Il risultato, The Father, cui in italiano è stato aggiunto un importuno sottotitolo che dice troppo, Nulla È Come Sembra, ha riattivato l’interminabile favore che quest’opera ha ottenuto un po’ dovunque, capace anche di ottenere sei nomination e due premi Oscar, alla sceneggiatura non originale e all’impeccabile protagonista Anthony Hopkins (va detto che, non fosse per la vittoria di un Oscar solo due anni fa, il premio l’avrebbe vinto anche Olivia Colman).

Hopkins è Anthony, un ottuagenario affetto dall’Alzheimer che vive da solo nella sua casa londinese.
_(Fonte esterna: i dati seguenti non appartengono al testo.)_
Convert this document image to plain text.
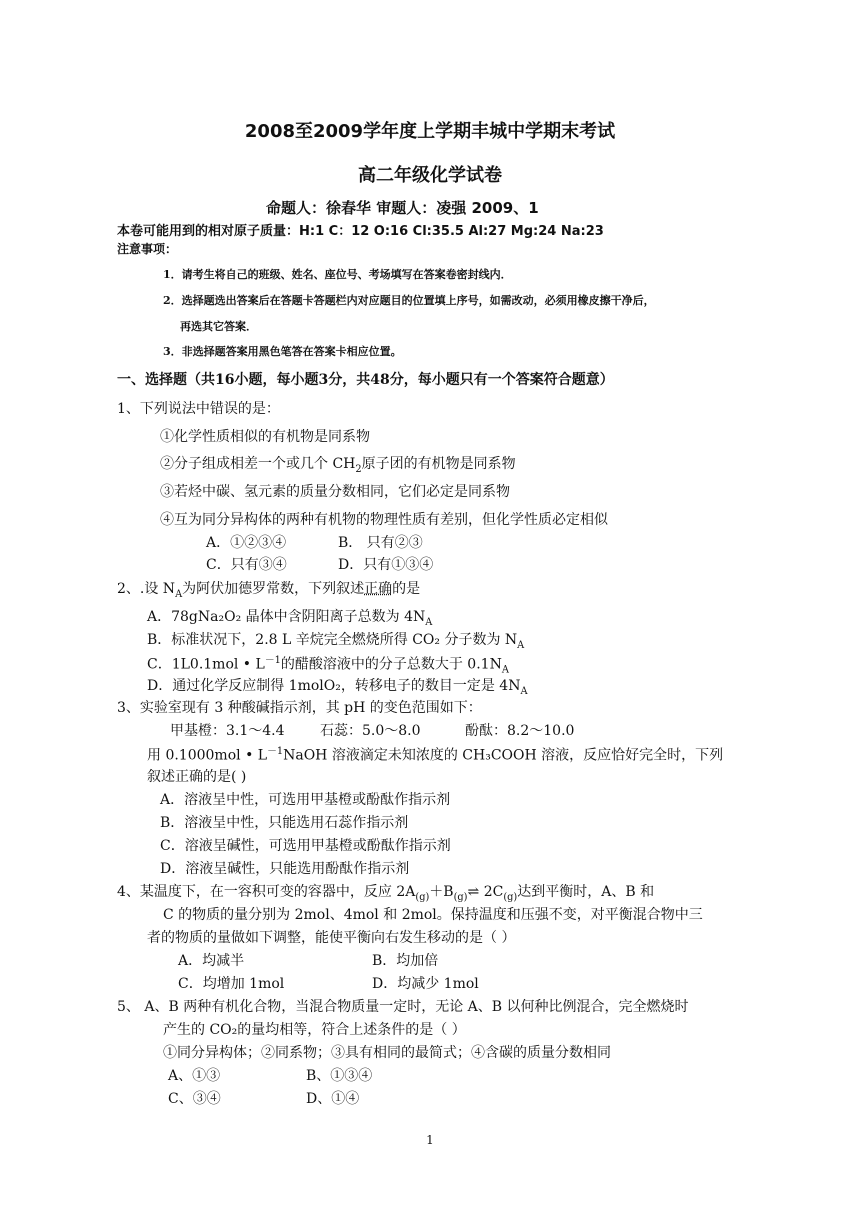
2008至2009学年度上学期丰城中学期末考试
高二年级化学试卷
命题人：徐春华 审题人：凌强 2009、1
本卷可能用到的相对原子质量：H:1 C：12 O:16 Cl:35.5 Al:27 Mg:24 Na:23
注意事项：
1．请考生将自己的班级、姓名、座位号、考场填写在答案卷密封线内．
2．选择题选出答案后在答题卡答题栏内对应题目的位置填上序号，如需改动，必须用橡皮擦干净后，
再选其它答案．
3．非选择题答案用黑色笔答在答案卡相应位置。
一、选择题（共16小题，每小题3分，共48分，每小题只有一个答案符合题意）
1、下列说法中错误的是：
①化学性质相似的有机物是同系物
②分子组成相差一个或几个 $CH_2$原子团的有机物是同系物
③若烃中碳、氢元素的质量分数相同，它们必定是同系物
④互为同分异构体的两种有机物的物理性质有差别，但化学性质必定相似
A．①②③④	B． 只有②③
C．只有③④	D．只有①③④
2、.设 $N_A$为阿伏加德罗常数，下列叙述正确的是
A．78gNa₂O₂ 晶体中含阴阳离子总数为 $4N_A$
B．标准状况下，2.8 L 辛烷完全燃烧所得 CO₂ 分子数为 $N_A$
C．1L0.1mol • $L^{-1}$的醋酸溶液中的分子总数大于 $0.1N_A$
D．通过化学反应制得 1molO₂，转移电子的数目一定是 $4N_A$
3、实验室现有 3 种酸碱指示剂，其 pH 的变色范围如下：
甲基橙：3.1～4.4	石蕊：5.0～8.0	酚酞：8.2～10.0
用 0.1000mol • $L^{-1}NaOH$ 溶液滴定未知浓度的 CH₃COOH 溶液，反应恰好完全时，下列
叙述正确的是( )
A．溶液呈中性，可选用甲基橙或酚酞作指示剂
B．溶液呈中性，只能选用石蕊作指示剂
C．溶液呈碱性，可选用甲基橙或酚酞作指示剂
D．溶液呈碱性，只能选用酚酞作指示剂
4、某温度下，在一容积可变的容器中，反应 $2A_{(g)}+B_{(g)}\rightleftharpoons$ $2C_{(g)}$达到平衡时，A、B 和
C 的物质的量分别为 2mol、4mol 和 2mol。保持温度和压强不变，对平衡混合物中三
者的物质的量做如下调整，能使平衡向右发生移动的是（ ）
A．均减半	B．均加倍
C．均增加 1mol	D．均减少 1mol
5、 A、B 两种有机化合物，当混合物质量一定时，无论 A、B 以何种比例混合，完全燃烧时
产生的 CO₂的量均相等，符合上述条件的是（ ）
①同分异构体；②同系物；③具有相同的最简式；④含碳的质量分数相同
A、①③	B、①③④
C、③④	D、①④
1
La figlia Anne (Colman) deve trasferirsi a Parigi col suo nuovo compagno ed è preoccupata per il destino del padre, che rifiuta anche l’assistenza di qualunque badante, e perciò sta perciò pensando di ricoverarlo in un istituto. Quasi subito però la vicenda si ingarbuglia: all’improvviso, in apparente contraddizione con quanto accaduto fino a quel momento, Anthony si ritrova per casa uno sconosciuto che asserisce di essere il marito di Anne, la quale a sua volta dice al padre di non star lasciando l’Inghilterra. Nel frattempo quel marito sgradevole si duplica, interpretato da due diversi attori coi quali Anthony, smarrito e mai riconoscendoli, interagisce con gran sospetto. Ogni tanto poi, rimpiange l’assenza dell’altra figlia, andata via da tanti anni, che spera sempre di poter rivedere.
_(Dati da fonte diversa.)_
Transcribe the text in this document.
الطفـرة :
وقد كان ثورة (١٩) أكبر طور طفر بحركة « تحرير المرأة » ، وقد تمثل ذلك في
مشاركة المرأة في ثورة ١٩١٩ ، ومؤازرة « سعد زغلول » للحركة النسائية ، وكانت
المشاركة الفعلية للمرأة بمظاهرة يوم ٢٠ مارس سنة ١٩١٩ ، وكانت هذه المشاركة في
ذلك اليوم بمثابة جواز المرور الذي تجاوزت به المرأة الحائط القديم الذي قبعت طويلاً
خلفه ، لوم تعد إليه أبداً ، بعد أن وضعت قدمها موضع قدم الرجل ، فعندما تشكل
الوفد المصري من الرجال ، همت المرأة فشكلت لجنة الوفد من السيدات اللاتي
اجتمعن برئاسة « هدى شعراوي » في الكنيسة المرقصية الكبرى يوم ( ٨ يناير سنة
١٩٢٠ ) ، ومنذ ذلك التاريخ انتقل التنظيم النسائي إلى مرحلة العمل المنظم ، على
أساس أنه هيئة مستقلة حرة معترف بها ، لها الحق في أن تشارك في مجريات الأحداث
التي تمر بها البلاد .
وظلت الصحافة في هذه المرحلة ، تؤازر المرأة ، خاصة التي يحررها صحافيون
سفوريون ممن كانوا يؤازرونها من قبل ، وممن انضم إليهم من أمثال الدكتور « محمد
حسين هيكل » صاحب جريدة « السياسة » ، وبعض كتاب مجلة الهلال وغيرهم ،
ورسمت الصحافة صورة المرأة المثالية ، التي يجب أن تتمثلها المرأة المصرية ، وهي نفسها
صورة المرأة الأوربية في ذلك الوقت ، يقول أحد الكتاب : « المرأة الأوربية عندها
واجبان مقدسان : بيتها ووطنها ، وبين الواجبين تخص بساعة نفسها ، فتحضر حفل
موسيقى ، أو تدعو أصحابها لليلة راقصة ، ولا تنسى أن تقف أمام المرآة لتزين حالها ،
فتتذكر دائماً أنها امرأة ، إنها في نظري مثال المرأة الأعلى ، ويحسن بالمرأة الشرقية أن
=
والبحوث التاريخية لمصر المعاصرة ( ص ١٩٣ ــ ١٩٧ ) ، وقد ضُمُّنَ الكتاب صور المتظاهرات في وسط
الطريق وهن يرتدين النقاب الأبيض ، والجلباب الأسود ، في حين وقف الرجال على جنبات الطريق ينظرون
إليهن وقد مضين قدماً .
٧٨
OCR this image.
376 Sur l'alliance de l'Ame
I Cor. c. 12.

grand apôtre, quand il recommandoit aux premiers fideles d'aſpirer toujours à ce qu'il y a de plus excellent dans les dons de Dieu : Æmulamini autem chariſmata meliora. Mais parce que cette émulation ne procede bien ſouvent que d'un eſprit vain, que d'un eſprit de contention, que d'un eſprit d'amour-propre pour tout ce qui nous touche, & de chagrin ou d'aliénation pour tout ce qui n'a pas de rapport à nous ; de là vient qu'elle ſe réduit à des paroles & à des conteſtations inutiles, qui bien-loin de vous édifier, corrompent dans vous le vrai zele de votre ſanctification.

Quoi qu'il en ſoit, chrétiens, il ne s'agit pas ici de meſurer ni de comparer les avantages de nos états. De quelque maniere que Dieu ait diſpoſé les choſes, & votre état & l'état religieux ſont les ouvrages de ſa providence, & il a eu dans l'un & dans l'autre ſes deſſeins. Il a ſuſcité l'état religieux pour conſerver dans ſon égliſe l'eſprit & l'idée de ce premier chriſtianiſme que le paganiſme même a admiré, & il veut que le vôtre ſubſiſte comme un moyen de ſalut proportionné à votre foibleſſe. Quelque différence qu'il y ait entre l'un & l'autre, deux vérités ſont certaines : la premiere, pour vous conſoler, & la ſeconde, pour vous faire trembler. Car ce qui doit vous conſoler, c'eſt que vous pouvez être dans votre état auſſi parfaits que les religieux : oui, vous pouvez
Nulla è appunto come sembra in The Father, che nella forma assomiglia a quei mind game movies alla Christopher Nolan o alla Charlie Kaufman (Zeller dice di essersi ispirato anche a Mulholland Drive di Lynch), nei quali il racconto procede tra continue contraddizioni narrative che terremotano la stabilità della realtà, che muta continuamente sotto i nostri occhi, obbligando lo spettatore a chiedersi cosa stia davvero succedendo.

L’interrogativo però non diventa mai quello di un thriller, non c’è alcun mistero da scoprire che possa aiutare a riagguantare il bandolo della matassa e ritrovare la logica dei fatti. Logica e linearità semplicemente non ci sono né ci potranno essere, perché quello di The Father è il mondo come lo percepisce il protagonista, un uomo malato che sta velocemente perdendo la capacità di ricordare fatti e cose. Così tutto nella sua mente si sovrappone e s’aggroviglia e il mondo perde progressivamente senso, distante e sempre più opaco.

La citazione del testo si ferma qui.